Linear Algebra Cheatsheet
Table of Contents
- Table of Contents
- Matrix operations
- Linear Transformations
- 90° rotation (counter clockwise)
- α rotation (in rad) counter clockwise
- Reflection through the x-axis
- Reflection through the y-axis
- Reflection through the line y=x
- Reflection through the origin
- Reflection through the line y = -x
- Horizontal contraction and expansion
- Vertical contraction and expansion
- Horizontal shear
- Vertical shear
- i and j are dependent
- Projection onto the x-axis
- Projection onto the y-axis
- Domain and co-domain
- Surjective (onto) and injective (one-to-one) mappings
- Composition of 2 transformations
- Transposing
- Inverse matrices
- Subspaces
- Linear Transformations
- Determinants
- Eigenvectors and eigenvalues
- Diagonalization and symmetric matrices
- Dynamical Systems
- Complex Eigenvalues
- Complex Dynamical Systems
- Orthogonal Projections
- Linear models
- Matrix operations
Matrix operations
Linear Transformations
- \(T(a+b) = T(a) + T(b)\)
- \(T(ca) = cT(a)\)
90° rotation (counter clockwise)
To do so the green arrow would have to point to (0,1) and the red arrow would have to point to (-1,0).
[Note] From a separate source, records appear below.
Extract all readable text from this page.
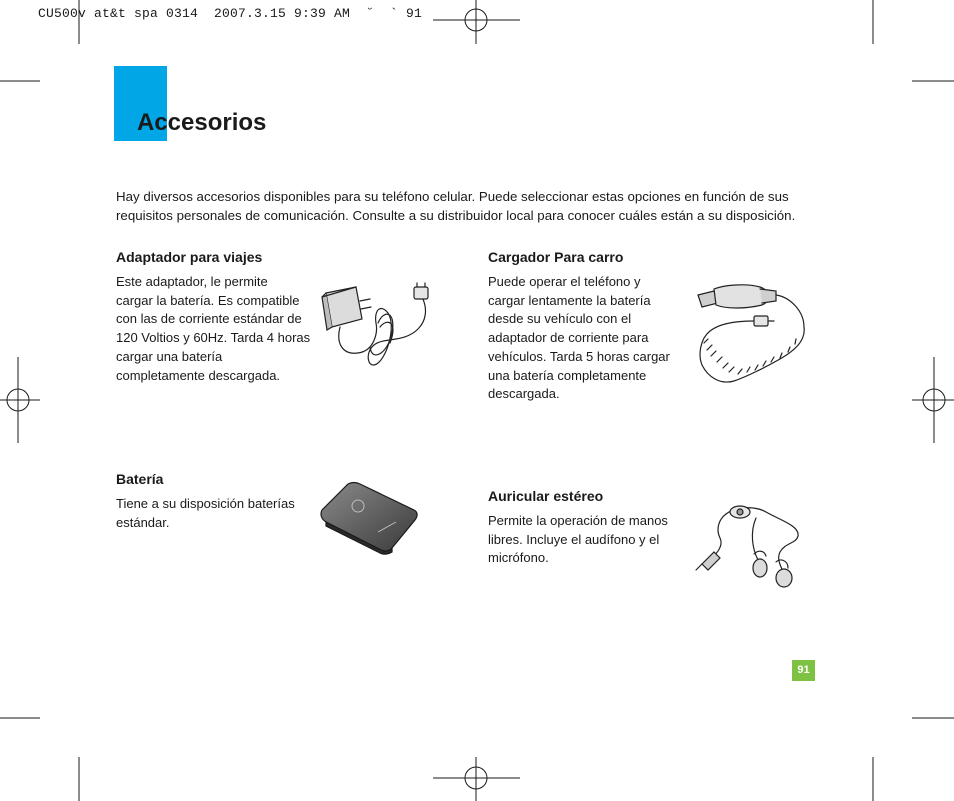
CU500v at&t spa 0314  2007.3.15 9:39 AM  ˘  ` 91
Accesorios

Hay diversos accesorios disponibles para su teléfono celular. Puede seleccionar estas opciones en función de sus
requisitos personales de comunicación. Consulte a su distribuidor local para conocer cuáles están a su disposición.

Adaptador para viajes

Este adaptador, le permite
cargar la batería. Es compatible
con las de corriente estándar de
120 Voltios y 60Hz. Tarda 4 horas
cargar una batería
completamente descargada.

Cargador Para carro

Puede operar el teléfono y
cargar lentamente la batería
desde su vehículo con el
adaptador de corriente para
vehículos. Tarda 5 horas cargar
una batería completamente
descargada.

Batería

Tiene a su disposición baterías
estándar.

Auricular estéreo

Permite la operación de manos
libres. Incluye el audífono y el
micrófono.

91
The new values for \(\color{green}{\vec{i}}\) and \(\color{red}{\vec{j}}\) would be :
\[\vec{i}=\begin{bmatrix}0\\1\end{bmatrix} and\ \vec{j}=\begin{bmatrix}-1\\0\end{bmatrix}\]Resulting in:
\[T(x)=\begin{bmatrix}0 & -1\\1 & 0\end{bmatrix}\begin{bmatrix}x_1\\x_2\end{bmatrix}\]α rotation (in rad) counter clockwise
\[\begin{bmatrix} \cos{(\alpha)} & -\sin{(\alpha)}\\ \sin{(\alpha)} & \cos{(\alpha)} \end{bmatrix}\]Reflection through the x-axis
Here \(\color{green}{\vec{i}}\) and \(\color{red}{\vec{j}}\) would have to go from \(\color{red}{\uparrow}\color{green}{\rightarrow}\) to \(\color{red}{\downarrow}\color{green}{\rightarrow}\) That means that only \(\color{red}{\vec{j}}\) is changed:
\[\vec{j_{old}}=\begin{bmatrix}0\\1\end{bmatrix} \longrightarrow \vec{j_{new}}=\begin{bmatrix}0\\-1\end{bmatrix} \longrightarrow A=\begin{bmatrix}1 & 0\\0 & -1\end{bmatrix}\]Reflection through the y-axis
Here \(\color{green}{\vec{i}}\) and \(\color{red}{\vec{j}}\) would have to go from \(\color{red}{\uparrow}\color{green}{\rightarrow}\) to \(\color{green}{\leftarrow}\color{red}{\uparrow}\) That means that only \(\color{green}{\vec{i}}\) is changed:
\[\vec{i_{old}}=\begin{bmatrix}1\\0\end{bmatrix} \longrightarrow \vec{i_{new}}=\begin{bmatrix}-1\\0\end{bmatrix} \longrightarrow A=\begin{bmatrix}-1 & 0\\0 & 1\end{bmatrix}\]Reflection through the line y=x
This is also known as the inverse of a function. We simply have to swipe ROWS, resulting in:
\[A=\begin{bmatrix}0 & 1\\1 & 0\end{bmatrix}\]This could also be achieved with:
- rotation of 90° counter clockwise followed by a reflection in the y-axis
- or, reflextion in the x-axis followed by rotation of 90° counter clockwise
Reflection through the origin
This is simply a 180° rotation, or alternatively scale both \(\color{green}{\vec{i}}\) and \(\color{red}{\vec{j}}\) by -1, resulting in:
\[A=\begin{bmatrix}-1 & 0\\0 & -1\end{bmatrix}\]Reflection through the line y = -x
This combines a reflection through the origin with an inverse.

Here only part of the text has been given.